I'd advise to use two separate steps to authenticate the user and then determine the user's privelidges. The user authentication process should validate the user's right to use the site and subsequently the derived user's Id should be used to determine what priveledges that user has within the context of the site.
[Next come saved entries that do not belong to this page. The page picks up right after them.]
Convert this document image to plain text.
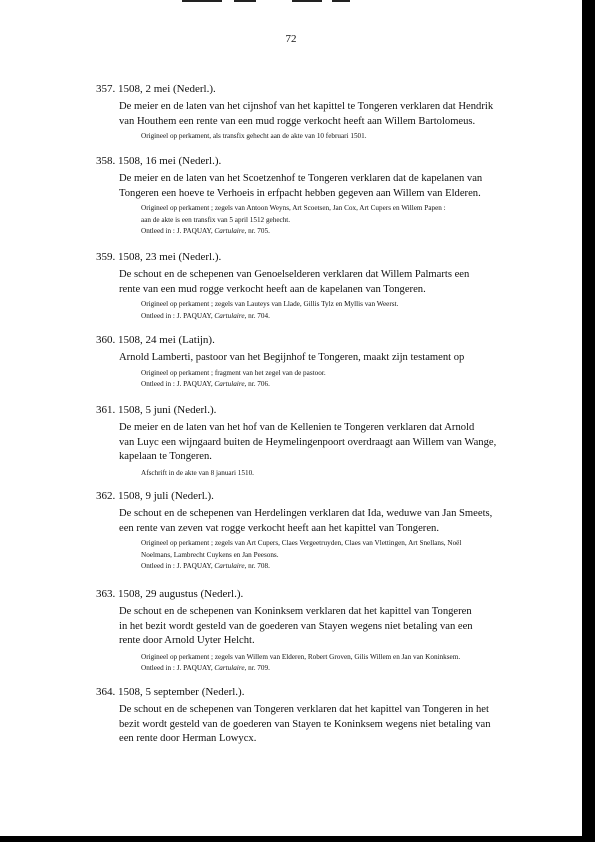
72
357. 1508, 2 mei (Nederl.).
De meier en de laten van het cijnshof van het kapittel te Tongeren verklaren dat Hendrik
van Houthem een rente van een mud rogge verkocht heeft aan Willem Bartolomeus.
Origineel op perkament, als transfix gehecht aan de akte van 10 februari 1501.
358. 1508, 16 mei (Nederl.).
De meier en de laten van het Scoetzenhof te Tongeren verklaren dat de kapelanen van
Tongeren een hoeve te Verhoeis in erfpacht hebben gegeven aan Willem van Elderen.
Origineel op perkament ; zegels van Antoon Weyns, Art Scoetsen, Jan Cox, Art Cupers en Willem Papen :
aan de akte is een transfix van 5 april 1512 gehecht.
Ontleed in : J. PAQUAY, Cartulaire, nr. 705.
359. 1508, 23 mei (Nederl.).
De schout en de schepenen van Genoelselderen verklaren dat Willem Palmarts een
rente van een mud rogge verkocht heeft aan de kapelanen van Tongeren.
Origineel op perkament ; zegels van Lauteys van Llade, Gillis Tylz en Myllis van Weerst.
Ontleed in : J. PAQUAY, Cartulaire, nr. 704.
360. 1508, 24 mei (Latijn).
Arnold Lamberti, pastoor van het Begijnhof te Tongeren, maakt zijn testament op
Origineel op perkament ; fragment van het zegel van de pastoor.
Ontleed in : J. PAQUAY, Cartulaire, nr. 706.
361. 1508, 5 juni (Nederl.).
De meier en de laten van het hof van de Kellenien te Tongeren verklaren dat Arnold
van Luyc een wijngaard buiten de Heymelingenpoort overdraagt aan Willem van Wange,
kapelaan te Tongeren.
Afschrift in de akte van 8 januari 1510.
362. 1508, 9 juli (Nederl.).
De schout en de schepenen van Herdelingen verklaren dat Ida, weduwe van Jan Smeets,
een rente van zeven vat rogge verkocht heeft aan het kapittel van Tongeren.
Origineel op perkament ; zegels van Art Cupers, Claes Vergeetruyden, Claes van Vlettingen, Art Snellans, Noël
Noelmans, Lambrecht Cuykens en Jan Peesons.
Ontleed in : J. PAQUAY, Cartulaire, nr. 708.
363. 1508, 29 augustus (Nederl.).
De schout en de schepenen van Koninksem verklaren dat het kapittel van Tongeren
in het bezit wordt gesteld van de goederen van Stayen wegens niet betaling van een
rente door Arnold Uyter Helcht.
Origineel op perkament ; zegels van Willem van Elderen, Robert Groven, Gilis Willem en Jan van Koninksem.
Ontleed in : J. PAQUAY, Cartulaire, nr. 709.
364. 1508, 5 september (Nederl.).
De schout en de schepenen van Tongeren verklaren dat het kapittel van Tongeren in het
bezit wordt gesteld van de goederen van Stayen te Koninksem wegens niet betaling van
een rente door Herman Lowycx.
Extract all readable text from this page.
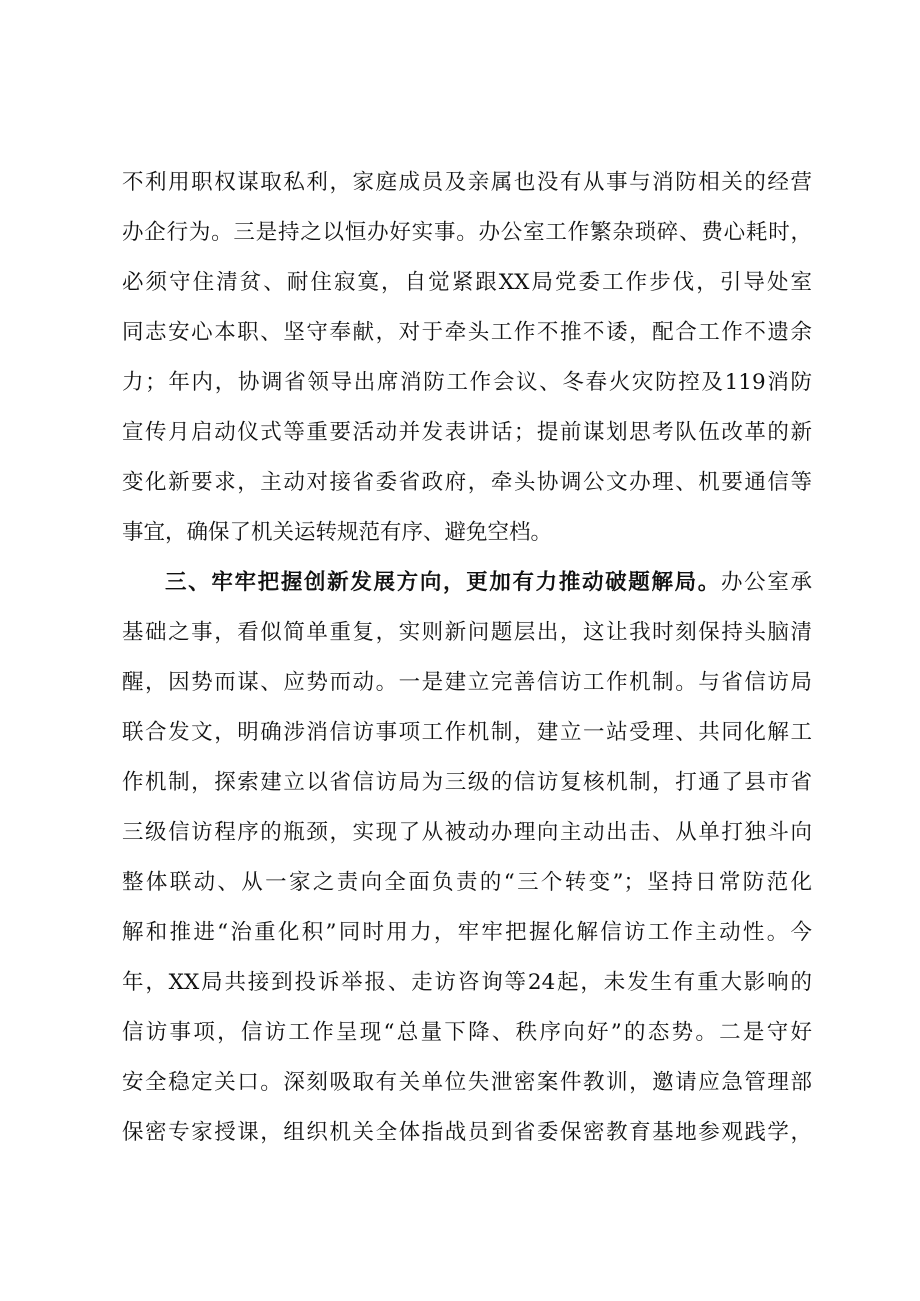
不利用职权谋取私利，家庭成员及亲属也没有从事与消防相关的经营
办企行为。三是持之以恒办好实事。办公室工作繁杂琐碎、费心耗时，
必须守住清贫、耐住寂寞，自觉紧跟XX局党委工作步伐，引导处室
同志安心本职、坚守奉献，对于牵头工作不推不诿，配合工作不遗余
力；年内，协调省领导出席消防工作会议、冬春火灾防控及119消防
宣传月启动仪式等重要活动并发表讲话；提前谋划思考队伍改革的新
变化新要求，主动对接省委省政府，牵头协调公文办理、机要通信等
事宜，确保了机关运转规范有序、避免空档。
三、牢牢把握创新发展方向，更加有力推动破题解局。办公室承
基础之事，看似简单重复，实则新问题层出，这让我时刻保持头脑清
醒，因势而谋、应势而动。一是建立完善信访工作机制。与省信访局
联合发文，明确涉消信访事项工作机制，建立一站受理、共同化解工
作机制，探索建立以省信访局为三级的信访复核机制，打通了县市省
三级信访程序的瓶颈，实现了从被动办理向主动出击、从单打独斗向
整体联动、从一家之责向全面负责的“三个转变”；坚持日常防范化
解和推进“治重化积”同时用力，牢牢把握化解信访工作主动性。今
年，XX局共接到投诉举报、走访咨询等24起，未发生有重大影响的
信访事项，信访工作呈现“总量下降、秩序向好”的态势。二是守好
安全稳定关口。深刻吸取有关单位失泄密案件教训，邀请应急管理部
保密专家授课，组织机关全体指战员到省委保密教育基地参观践学，
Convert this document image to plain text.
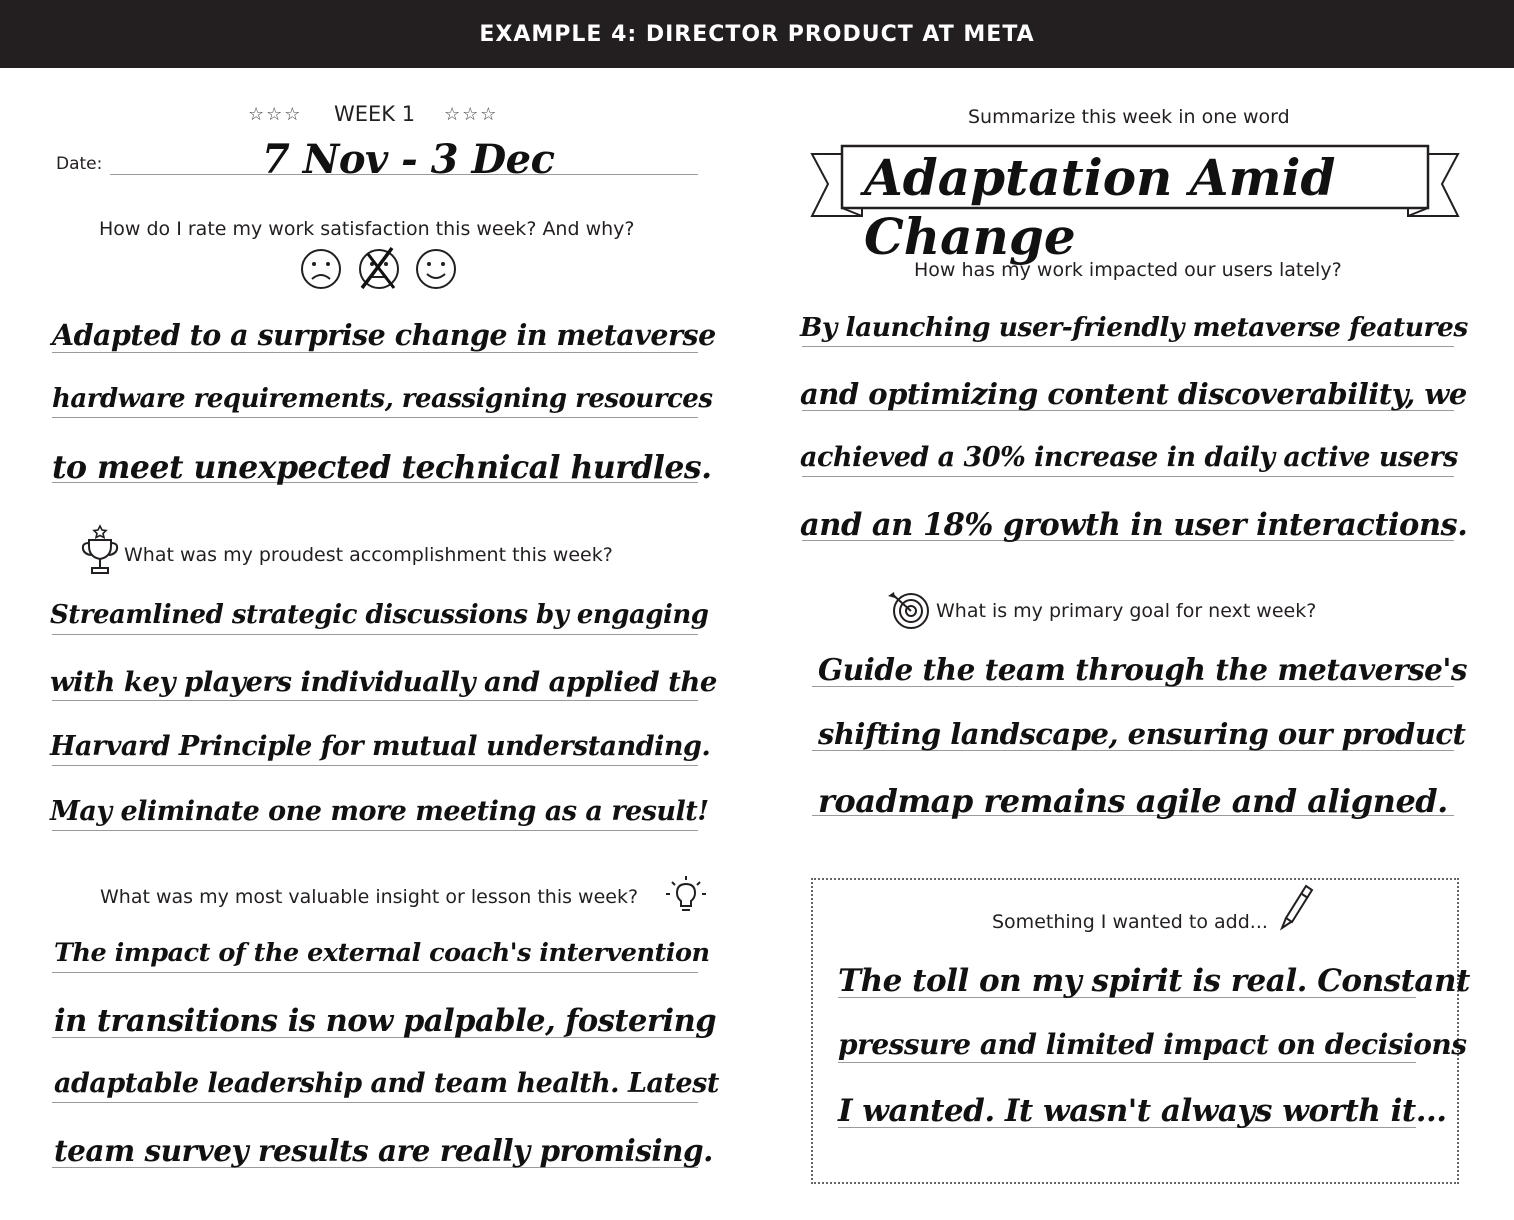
EXAMPLE 4: DIRECTOR PRODUCT AT META
☆☆☆ WEEK 1 ☆☆☆
Date:	7 Nov - 3 Dec
How do I rate my work satisfaction this week? And why?
Adapted to a surprise change in metaverse
hardware requirements, reassigning resources
to meet unexpected technical hurdles.
What was my proudest accomplishment this week?
Streamlined strategic discussions by engaging
with key players individually and applied the
Harvard Principle for mutual understanding.
May eliminate one more meeting as a result!
What was my most valuable insight or lesson this week?
The impact of the external coach's intervention
in transitions is now palpable, fostering
adaptable leadership and team health. Latest
team survey results are really promising.
Summarize this week in one word
Adaptation Amid Change
How has my work impacted our users lately?
By launching user-friendly metaverse features
and optimizing content discoverability, we
achieved a 30% increase in daily active users
and an 18% growth in user interactions.
What is my primary goal for next week?
Guide the team through the metaverse's
shifting landscape, ensuring our product
roadmap remains agile and aligned.
Something I wanted to add...
The toll on my spirit is real. Constant
pressure and limited impact on decisions
I wanted. It wasn't always worth it...
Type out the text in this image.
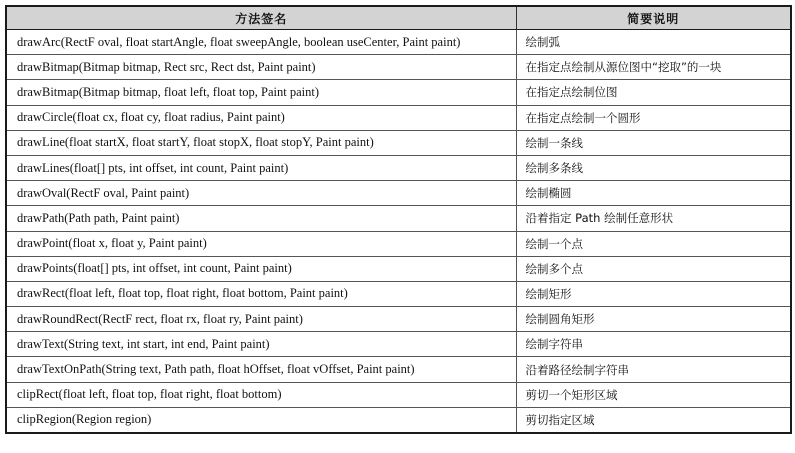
方法签名	简要说明
drawArc(RectF oval, float startAngle, float sweepAngle, boolean useCenter, Paint paint)	绘制弧
drawBitmap(Bitmap bitmap, Rect src, Rect dst, Paint paint)	在指定点绘制从源位图中“挖取”的一块
drawBitmap(Bitmap bitmap, float left, float top, Paint paint)	在指定点绘制位图
drawCircle(float cx, float cy, float radius, Paint paint)	在指定点绘制一个圆形
drawLine(float startX, float startY, float stopX, float stopY, Paint paint)	绘制一条线
drawLines(float[] pts, int offset, int count, Paint paint)	绘制多条线
drawOval(RectF oval, Paint paint)	绘制椭圆
drawPath(Path path, Paint paint)	沿着指定 Path 绘制任意形状
drawPoint(float x, float y, Paint paint)	绘制一个点
drawPoints(float[] pts, int offset, int count, Paint paint)	绘制多个点
drawRect(float left, float top, float right, float bottom, Paint paint)	绘制矩形
drawRoundRect(RectF rect, float rx, float ry, Paint paint)	绘制圆角矩形
drawText(String text, int start, int end, Paint paint)	绘制字符串
drawTextOnPath(String text, Path path, float hOffset, float vOffset, Paint paint)	沿着路径绘制字符串
clipRect(float left, float top, float right, float bottom)	剪切一个矩形区域
clipRegion(Region region)	剪切指定区域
If that is not possible, you should use an OUTPUT parameter in your stored procedure to return to the calling function the user's role in the application.




Mark

"You guys pair up in groups of three, then line up in a circle."
- Bill Peterson, a Florida State football coach

 

[jbenson001]

Another point. Don't let the user know if the Username or Password is wrong. Just have a generic message like "Login failed: The username or password entered is incorrect."
Otherwise, the user will know they have a correct username or password and can hack your system.

 

[primagic]

Ok thanks for your comments. both taken.

I have decided I will get the users into one table and authenticate.

My other question is there a way then to redirect them to a different defaulturl depending if they are a babysitter or a parent?


In my web config file i have

<authentication mode="Forms">
      <forms name=".Login" loginUrl="parents/login.aspx" defaultUrl="secure/home.aspx" protection="All" timeout="30" slidingExpiration="true"></forms>
    </authentication>

and I know I cant have two different defaulturls?